Il D.L. 50/2017 convertito con modifiche dalla L. 96 del 21 giugno pubblicata in GU il 23 giugno, in vigore dallo stesso giorno, ha previsto l'obbligo di applicare la tassa di soggiorno sui contratti di affitto breve, sia nel caso in cui si tratti di contratto con incasso diretto delle somme da parte del proprietario sia in caso di passaggio tramite intermediari.
Secondo il testo della norma, infatti, il soggetto che incassa il canone ovvero che interviene nel pagamento in questione è responsabile anche del versamento dell'imposta di soggiorno nonché degli ulteriori adempimenti previsti dalla legge e dal regolamento comunale.
L'imposta, istituita con deliberazione del consiglio comunale, è applicabile – secondo criteri di gradualità – in proporzione al prezzo, sino all'ammontare di 5 euro per notte di soggiorno.
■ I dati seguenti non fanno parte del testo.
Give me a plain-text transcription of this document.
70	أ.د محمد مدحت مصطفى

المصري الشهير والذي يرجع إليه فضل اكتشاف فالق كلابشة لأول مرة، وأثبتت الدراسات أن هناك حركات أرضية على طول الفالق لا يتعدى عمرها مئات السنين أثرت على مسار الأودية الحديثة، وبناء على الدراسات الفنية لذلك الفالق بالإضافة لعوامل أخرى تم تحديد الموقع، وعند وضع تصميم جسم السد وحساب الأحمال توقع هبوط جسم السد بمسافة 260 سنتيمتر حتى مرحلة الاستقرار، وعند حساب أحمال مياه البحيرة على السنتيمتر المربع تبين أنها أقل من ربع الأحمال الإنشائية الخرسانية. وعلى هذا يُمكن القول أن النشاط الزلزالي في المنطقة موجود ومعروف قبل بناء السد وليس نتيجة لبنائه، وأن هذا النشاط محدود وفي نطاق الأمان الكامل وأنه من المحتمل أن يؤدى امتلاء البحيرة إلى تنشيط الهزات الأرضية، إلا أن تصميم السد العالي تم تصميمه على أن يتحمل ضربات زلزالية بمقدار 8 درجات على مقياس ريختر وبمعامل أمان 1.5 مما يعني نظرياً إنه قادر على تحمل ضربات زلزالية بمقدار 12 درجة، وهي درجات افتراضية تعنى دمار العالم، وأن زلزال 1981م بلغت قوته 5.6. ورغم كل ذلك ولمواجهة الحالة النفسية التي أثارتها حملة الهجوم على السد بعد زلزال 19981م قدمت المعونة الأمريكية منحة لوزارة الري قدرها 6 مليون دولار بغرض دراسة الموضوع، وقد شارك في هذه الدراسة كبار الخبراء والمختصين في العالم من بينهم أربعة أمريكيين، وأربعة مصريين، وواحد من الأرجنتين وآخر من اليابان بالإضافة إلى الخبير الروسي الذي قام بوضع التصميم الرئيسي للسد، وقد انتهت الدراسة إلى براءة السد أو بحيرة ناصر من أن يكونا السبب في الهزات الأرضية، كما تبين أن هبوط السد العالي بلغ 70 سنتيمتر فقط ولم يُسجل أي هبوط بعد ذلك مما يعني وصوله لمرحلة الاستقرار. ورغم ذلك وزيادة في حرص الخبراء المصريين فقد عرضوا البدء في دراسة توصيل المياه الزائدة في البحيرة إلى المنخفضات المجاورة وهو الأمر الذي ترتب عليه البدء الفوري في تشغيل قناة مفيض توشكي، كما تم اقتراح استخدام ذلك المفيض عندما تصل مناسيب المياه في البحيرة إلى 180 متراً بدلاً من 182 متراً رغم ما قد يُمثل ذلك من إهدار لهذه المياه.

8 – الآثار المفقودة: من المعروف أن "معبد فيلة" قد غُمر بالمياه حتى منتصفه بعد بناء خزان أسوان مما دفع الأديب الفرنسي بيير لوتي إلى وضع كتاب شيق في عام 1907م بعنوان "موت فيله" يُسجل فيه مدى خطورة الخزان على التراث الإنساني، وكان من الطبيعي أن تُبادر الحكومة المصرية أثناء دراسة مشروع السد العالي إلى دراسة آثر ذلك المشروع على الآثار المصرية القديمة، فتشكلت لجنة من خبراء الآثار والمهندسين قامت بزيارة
Grazie al decreto tutti i comuni hanno ora la facoltà di istituire o rimodulare l’imposta di soggiorno, in deroga alle norme della legge di stabilità 2016 che avevano sospeso, per gli anni 2016 e 2017, l'efficacia delle deliberazioni comunali nella parte in cui prevedono aumenti dei tributi.
In precedenza, ossia fino al 22 giugno, l'imposta, invece, era applicabile solo nel caso di attività svolta in maniera professionale, quindi, nel caso degli affitti brevi, da parte dei B&B e delle locazioni stipulate dai gestori di case vacanze, ossia strutture organizzate e per le quali è necessaria la relativa licenza. Ora, invece, anche chi intende affittare il proprio appartamento per uso turistico dovrà verificare con il comune l'eventuale imposta di soggiorno applicabile.